To finish this chapter, we're going to look at a last example:

struct WorkState(usize);

fn save(state: tokio::sync::MutexGuard<WorkState>) {
    // actual saving here
    println!("{}", state.0);
}

async fn example() {
    let state = std::sync::Arc::new(tokio::sync::Mutex::new(WorkState(42)));

    // auto save
    let auto_save_state = state.clone();
    tokio::spawn(async move {
        let mut timer = tokio::time::interval(std::time::Duration::from_secs(300));
        loop {
            timer.tick().await;
            save(auto_save_state.lock().await);
        }
    });

    // the main loop goes here
    println!("{}", state.lock().await.0);
}

fn main() {
    // I personally prefer it explicitly since it's easier
    // to understand what the code does
    let runtime = tokio::runtime::Runtime::new().unwrap();
    runtime.block_on(example());
}

Conclusion

So in total, what did we learn?

Firstly, Rust is not a one-size-fits-all language, as they probably can't exist in the first place. Reading the numerous examples provided throughout this article, you can see various trade-offs that Rust is taking in its design. It has various design goals, such as being fast, but beyond that, promoting code correctness is the most important property of the language in my personal opinion.

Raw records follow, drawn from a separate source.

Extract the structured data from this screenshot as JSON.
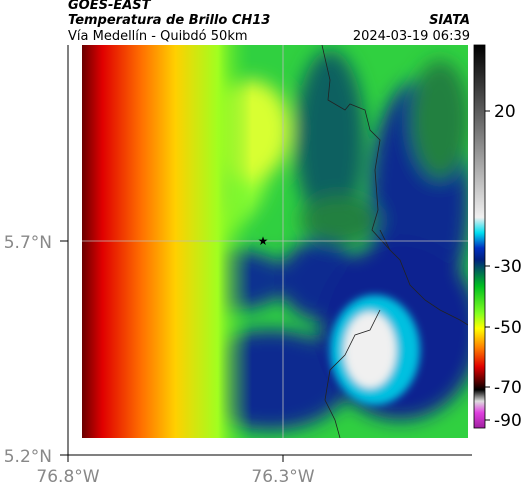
{
  "header": {
    "satellite": "GOES-EAST",
    "product": "Temperatura de Brillo CH13",
    "source": "SIATA",
    "route": "Vía Medellín - Quibdó 50km",
    "timestamp": "2024-03-19 06:39"
  },
  "axes": {
    "y_labels": [
      "5.7°N",
      "5.2°N"
    ],
    "x_labels": [
      "76.8°W",
      "76.3°W"
    ]
  },
  "colorbar": {
    "ticks": [
      20,
      -30,
      -50,
      -70,
      -90
    ]
  }
}
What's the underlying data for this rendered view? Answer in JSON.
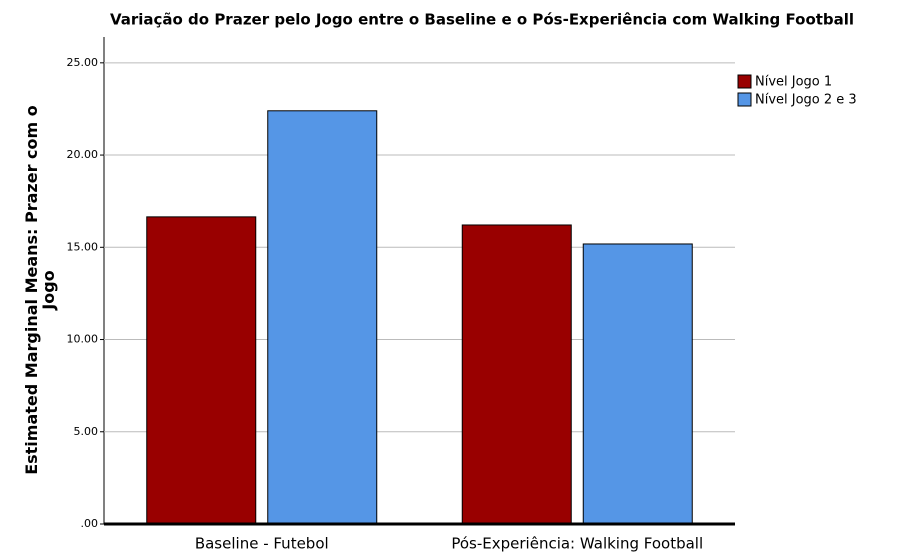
{
  "chart_data": {
    "type": "bar",
    "title": "Variação do Prazer pelo Jogo entre o Baseline e o Pós-Experiência com Walking Football",
    "y_label": "Estimated Marginal Means: Prazer com o Jogo",
    "categories": [
      "Baseline - Futebol",
      "Pós-Experiência: Walking Football"
    ],
    "series": [
      {
        "name": "Nível Jogo 1",
        "color": "#990000",
        "values": [
          16.65,
          16.21
        ]
      },
      {
        "name": "Nível Jogo 2 e 3",
        "color": "#5596e6",
        "values": [
          22.4,
          15.18
        ]
      }
    ],
    "ylim": [
      0,
      26.4
    ],
    "yticks": [
      {
        "value": 0,
        "label": ".00"
      },
      {
        "value": 5,
        "label": "5.00"
      },
      {
        "value": 10,
        "label": "10.00"
      },
      {
        "value": 15,
        "label": "15.00"
      },
      {
        "value": 20,
        "label": "20.00"
      },
      {
        "value": 25,
        "label": "25.00"
      }
    ],
    "grid": true,
    "legend": "top-right"
  }
}
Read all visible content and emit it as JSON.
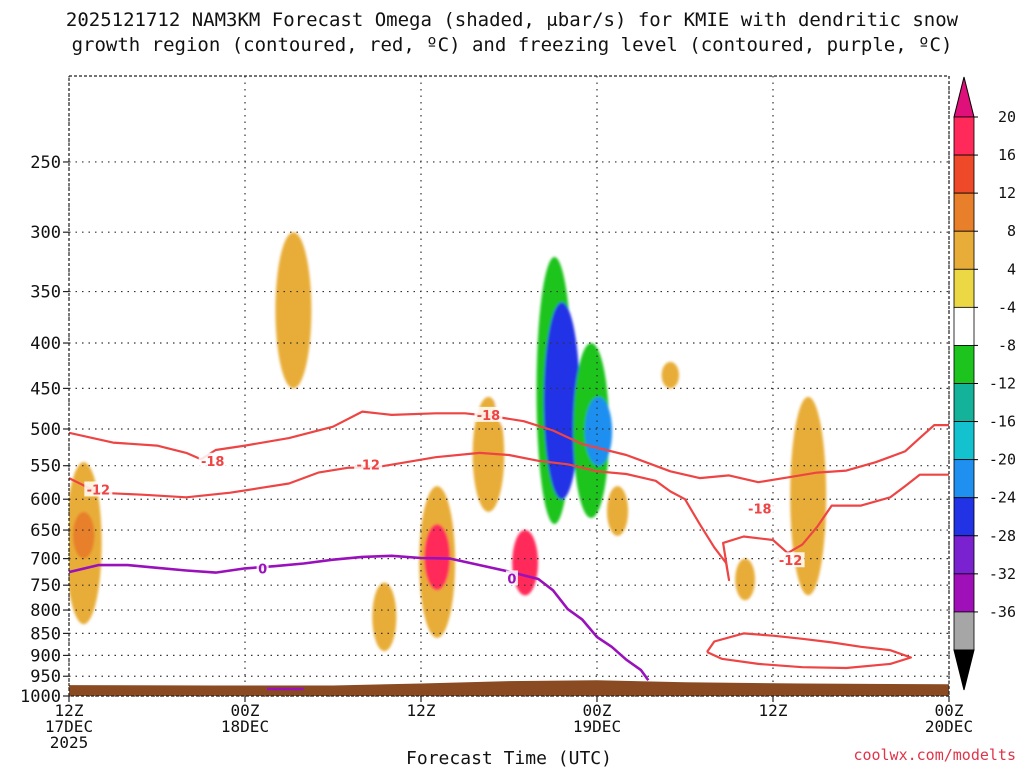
{
  "title": {
    "line1": "2025121712 NAM3KM Forecast Omega (shaded, μbar/s) for KMIE with dendritic snow",
    "line2": "growth region (contoured, red, ºC) and freezing level (contoured, purple, ºC)"
  },
  "credit": "coolwx.com/modelts",
  "colors": {
    "dgz": "#ee4444",
    "freezing": "#9911bb",
    "ground": "#8a4a22",
    "grid": "#333333"
  },
  "colorbar": {
    "labels": [
      "20",
      "16",
      "12",
      "8",
      "4",
      "-4",
      "-8",
      "-12",
      "-16",
      "-20",
      "-24",
      "-28",
      "-32",
      "-36"
    ],
    "colors": [
      "#ff2a5a",
      "#ee4a2a",
      "#e87f2a",
      "#e8ad38",
      "#ebd844",
      "#ffffff",
      "#1ec41e",
      "#15b29a",
      "#14c2cf",
      "#1f8ff0",
      "#2233e6",
      "#7a22cf",
      "#a010b8",
      "#a6a6a6"
    ],
    "top_arrow_color": "#e0107a",
    "bottom_arrow_color": "#000000"
  },
  "chart_data": {
    "type": "time-height cross section",
    "xlabel": "Forecast Time (UTC)",
    "x_ticks": [
      {
        "hour": 0,
        "line1": "12Z",
        "line2": "17DEC",
        "line3": "2025"
      },
      {
        "hour": 12,
        "line1": "00Z",
        "line2": "18DEC",
        "line3": ""
      },
      {
        "hour": 24,
        "line1": "12Z",
        "line2": "",
        "line3": ""
      },
      {
        "hour": 36,
        "line1": "00Z",
        "line2": "19DEC",
        "line3": ""
      },
      {
        "hour": 48,
        "line1": "12Z",
        "line2": "",
        "line3": ""
      },
      {
        "hour": 60,
        "line1": "00Z",
        "line2": "20DEC",
        "line3": ""
      }
    ],
    "xlim": [
      0,
      60
    ],
    "y_levels": [
      250,
      300,
      350,
      400,
      450,
      500,
      550,
      600,
      650,
      700,
      750,
      800,
      850,
      900,
      950,
      1000
    ],
    "y_axis": "pressure (hPa), log scale, inverted",
    "ylim": [
      1000,
      200
    ],
    "contour_labels": [
      {
        "text": "-18",
        "series": "dgz",
        "hour": 9.8,
        "p": 543
      },
      {
        "text": "-18",
        "series": "dgz",
        "hour": 28.6,
        "p": 482
      },
      {
        "text": "-18",
        "series": "dgz",
        "hour": 47.1,
        "p": 615
      },
      {
        "text": "-12",
        "series": "dgz",
        "hour": 2.0,
        "p": 585
      },
      {
        "text": "-12",
        "series": "dgz",
        "hour": 20.4,
        "p": 548
      },
      {
        "text": "-12",
        "series": "dgz",
        "hour": 49.2,
        "p": 703
      },
      {
        "text": "0",
        "series": "freezing",
        "hour": 13.2,
        "p": 718
      },
      {
        "text": "0",
        "series": "freezing",
        "hour": 30.2,
        "p": 737
      }
    ],
    "contours": {
      "dgz_minus18_upper": [
        [
          0,
          505
        ],
        [
          3,
          518
        ],
        [
          6,
          522
        ],
        [
          8,
          532
        ],
        [
          9,
          541
        ],
        [
          10,
          528
        ],
        [
          12,
          522
        ],
        [
          15,
          512
        ],
        [
          18,
          497
        ],
        [
          20,
          478
        ],
        [
          22,
          482
        ],
        [
          25,
          480
        ],
        [
          27,
          480
        ],
        [
          29,
          484
        ],
        [
          31,
          490
        ],
        [
          33,
          502
        ],
        [
          35,
          520
        ],
        [
          38,
          535
        ],
        [
          41,
          558
        ],
        [
          43,
          568
        ],
        [
          45,
          564
        ],
        [
          47,
          574
        ],
        [
          49,
          567
        ],
        [
          51,
          560
        ],
        [
          53,
          557
        ],
        [
          55,
          545
        ],
        [
          57,
          530
        ],
        [
          58,
          512
        ],
        [
          59,
          495
        ],
        [
          60,
          495
        ]
      ],
      "dgz_minus12_lower": [
        [
          0,
          568
        ],
        [
          2,
          590
        ],
        [
          5,
          593
        ],
        [
          8,
          597
        ],
        [
          11,
          590
        ],
        [
          13,
          583
        ],
        [
          15,
          576
        ],
        [
          17,
          560
        ],
        [
          19,
          553
        ],
        [
          21,
          552
        ],
        [
          23,
          545
        ],
        [
          25,
          538
        ],
        [
          28,
          532
        ],
        [
          30,
          535
        ],
        [
          32,
          543
        ],
        [
          34,
          548
        ],
        [
          36,
          558
        ],
        [
          38,
          562
        ],
        [
          40,
          572
        ],
        [
          41,
          588
        ],
        [
          42,
          600
        ],
        [
          43,
          640
        ],
        [
          44,
          680
        ],
        [
          44.8,
          708
        ],
        [
          45,
          740
        ],
        [
          44.6,
          672
        ],
        [
          46,
          661
        ],
        [
          48,
          667
        ],
        [
          49,
          690
        ],
        [
          50,
          675
        ],
        [
          51,
          645
        ],
        [
          52,
          610
        ],
        [
          54,
          610
        ],
        [
          56,
          597
        ],
        [
          57,
          580
        ],
        [
          58,
          563
        ],
        [
          60,
          563
        ]
      ],
      "dgz_ring": [
        [
          43.5,
          892
        ],
        [
          44,
          868
        ],
        [
          46,
          850
        ],
        [
          48,
          855
        ],
        [
          50,
          862
        ],
        [
          52,
          870
        ],
        [
          54,
          880
        ],
        [
          56,
          888
        ],
        [
          57.4,
          905
        ],
        [
          56,
          920
        ],
        [
          53,
          930
        ],
        [
          50,
          928
        ],
        [
          47,
          920
        ],
        [
          44.5,
          908
        ],
        [
          43.5,
          892
        ]
      ],
      "freezing_zero": [
        [
          0,
          725
        ],
        [
          2,
          712
        ],
        [
          4,
          712
        ],
        [
          6,
          717
        ],
        [
          8,
          722
        ],
        [
          10,
          726
        ],
        [
          12,
          718
        ],
        [
          14,
          714
        ],
        [
          16,
          709
        ],
        [
          18,
          702
        ],
        [
          20,
          697
        ],
        [
          22,
          695
        ],
        [
          24,
          699
        ],
        [
          26,
          700
        ],
        [
          28,
          712
        ],
        [
          30,
          724
        ],
        [
          32,
          738
        ],
        [
          33,
          760
        ],
        [
          34,
          798
        ],
        [
          35,
          820
        ],
        [
          36,
          858
        ],
        [
          37,
          880
        ],
        [
          38,
          910
        ],
        [
          39,
          935
        ],
        [
          39.5,
          960
        ]
      ],
      "freezing_sfc": [
        [
          13.5,
          982
        ],
        [
          16,
          982
        ]
      ]
    },
    "omega_shaded_regions": [
      {
        "hour": 1.0,
        "p_top": 545,
        "p_bottom": 830,
        "value": 6
      },
      {
        "hour": 1.0,
        "p_top": 620,
        "p_bottom": 700,
        "value": 10
      },
      {
        "hour": 2.1,
        "p_top": 320,
        "p_bottom": 390,
        "value": -6
      },
      {
        "hour": 5.1,
        "p_top": 645,
        "p_bottom": 715,
        "value": -6
      },
      {
        "hour": 8.1,
        "p_top": 380,
        "p_bottom": 500,
        "value": -6
      },
      {
        "hour": 9.1,
        "p_top": 605,
        "p_bottom": 720,
        "value": -6
      },
      {
        "hour": 15.3,
        "p_top": 300,
        "p_bottom": 450,
        "value": 6
      },
      {
        "hour": 20.3,
        "p_top": 320,
        "p_bottom": 380,
        "value": -6
      },
      {
        "hour": 21.1,
        "p_top": 420,
        "p_bottom": 610,
        "value": -6
      },
      {
        "hour": 21.5,
        "p_top": 745,
        "p_bottom": 890,
        "value": 6
      },
      {
        "hour": 25.1,
        "p_top": 580,
        "p_bottom": 860,
        "value": 8
      },
      {
        "hour": 25.1,
        "p_top": 640,
        "p_bottom": 760,
        "value": 17
      },
      {
        "hour": 28.6,
        "p_top": 460,
        "p_bottom": 620,
        "value": 6
      },
      {
        "hour": 29.8,
        "p_top": 265,
        "p_bottom": 500,
        "value": -6
      },
      {
        "hour": 31.1,
        "p_top": 650,
        "p_bottom": 770,
        "value": 17
      },
      {
        "hour": 33.1,
        "p_top": 320,
        "p_bottom": 640,
        "value": -8
      },
      {
        "hour": 33.6,
        "p_top": 360,
        "p_bottom": 600,
        "value": -26
      },
      {
        "hour": 35.6,
        "p_top": 400,
        "p_bottom": 630,
        "value": -10
      },
      {
        "hour": 36.1,
        "p_top": 460,
        "p_bottom": 550,
        "value": -22
      },
      {
        "hour": 37.4,
        "p_top": 580,
        "p_bottom": 660,
        "value": 6
      },
      {
        "hour": 41.0,
        "p_top": 420,
        "p_bottom": 450,
        "value": 6
      },
      {
        "hour": 46.1,
        "p_top": 700,
        "p_bottom": 780,
        "value": 6
      },
      {
        "hour": 50.4,
        "p_top": 460,
        "p_bottom": 770,
        "value": 6
      },
      {
        "hour": 59.9,
        "p_top": 240,
        "p_bottom": 400,
        "value": -6
      }
    ]
  }
}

It comes with a wealth of features to achieve that:

  • Types actually signaling their capabilities
  • Native unicode support
  • A coherent encapsulation system
  • Explicit mutability
  • Exhaustive matching
  • Explicit handling of absent values
  • Explicit and mandatory handling of fallible functions
  • Extremely low barrier for writing documentation
  • Extremely low barrier for testing
  • Its unique ownership system for achieving memory safety
  • Captured buffer overflows
  • Higher abstraction primitives such as iterators
  • Coherent multithread safety features enabling some amount of base confidence

Those features are combined with another wealth of ergonomic enhancements, the traits and generics systems in particular. Although some of them make Rust code more verbose in comparison, the combination of all those features makes for an extremely enjoyable software developing experience, so the top spot as "most loved programming language" is well deserved in my opinion.

That about covers all things that I wanted to. I do hope you can take some things away from this article, and maybe it also inspired you to give Rust a try. If so, you can find everything you need on the official Rust website.